Melanoma, a form of skin cancer is the most common tumor to be diagnosed. It has a 99% cure rate if detected early, say researchers from University Hospital of Navarra. Sadly, the incidence melanoma has been increasing steadily over the recent years. It is the number one killer of women aged between 19 and 50 years. In the U.S., the number of new cases has risen from 6000 to 9000 in just 10 years.
Two main factors regarded to play a major role in the incidence of melanoma are genetic predisposition and exposure to UV light. More specifically, those who suffer form blisters and burns could face an increased risk of developing melanoma following exposure.
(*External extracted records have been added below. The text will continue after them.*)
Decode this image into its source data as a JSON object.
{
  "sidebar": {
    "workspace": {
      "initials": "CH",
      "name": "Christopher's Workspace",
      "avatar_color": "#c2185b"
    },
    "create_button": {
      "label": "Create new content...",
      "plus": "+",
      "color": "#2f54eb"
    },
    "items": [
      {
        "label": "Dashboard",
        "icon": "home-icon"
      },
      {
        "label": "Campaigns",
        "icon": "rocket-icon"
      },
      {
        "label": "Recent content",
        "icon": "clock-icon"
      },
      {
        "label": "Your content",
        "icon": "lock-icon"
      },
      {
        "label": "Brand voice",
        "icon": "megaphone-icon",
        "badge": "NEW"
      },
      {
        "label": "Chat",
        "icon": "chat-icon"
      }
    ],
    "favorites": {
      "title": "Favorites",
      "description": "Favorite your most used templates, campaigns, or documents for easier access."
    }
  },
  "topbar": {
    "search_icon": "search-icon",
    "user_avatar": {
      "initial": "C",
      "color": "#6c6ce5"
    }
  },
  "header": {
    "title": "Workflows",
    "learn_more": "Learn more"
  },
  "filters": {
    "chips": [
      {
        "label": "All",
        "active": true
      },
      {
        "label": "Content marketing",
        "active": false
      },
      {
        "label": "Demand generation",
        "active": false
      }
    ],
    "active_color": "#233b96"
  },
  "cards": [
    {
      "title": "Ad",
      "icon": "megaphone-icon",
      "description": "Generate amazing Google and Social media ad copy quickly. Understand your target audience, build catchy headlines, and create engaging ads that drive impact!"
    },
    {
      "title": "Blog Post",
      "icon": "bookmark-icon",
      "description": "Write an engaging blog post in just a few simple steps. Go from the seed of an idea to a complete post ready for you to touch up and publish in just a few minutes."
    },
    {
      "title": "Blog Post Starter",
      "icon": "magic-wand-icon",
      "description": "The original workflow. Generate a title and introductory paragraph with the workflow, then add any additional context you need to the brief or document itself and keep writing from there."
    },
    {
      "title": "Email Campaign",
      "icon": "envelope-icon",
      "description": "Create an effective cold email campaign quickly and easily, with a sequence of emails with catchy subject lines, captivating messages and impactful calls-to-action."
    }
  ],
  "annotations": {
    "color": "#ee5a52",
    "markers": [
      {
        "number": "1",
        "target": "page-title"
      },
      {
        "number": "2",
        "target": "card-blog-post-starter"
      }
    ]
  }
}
The survival rate of melanoma is considerably high. The early detection promises effective surgical treatment of the cutaneous tumor. The diagnosis of melanoma has so far been based on skin biopsy results and clinical experience. This condition has however changed now, with development of the so-called dermatoscopic techniques.
It involves application of a suitable substance over the skin that ensures transparency of the cornel layer. Enhanced visualization of a specific area of the skin can be facilitated through use of different devices. It can be used to differentiate malignant condition from non-malignant conditions, thereby eliminating the need for surgery.
Two widely used techniques in this regard are reflectance confocal microscopy and multiespectral digital dermatoscopy. The former is based on analysis of specific areas of the skin lesion (badly defined or irregular edges). The latter involves photography of the pigmented skin lesion. The images are then processed to facilitate an accurate diagnosis. The patient can then be given the best possible treatment.
The technique is expected to be approved for commercial use in health centers by the FDA (Food and Drug Administration of the USA) in a year. If approved, it could revolutionize the diagnosis and treatment of skin cancer.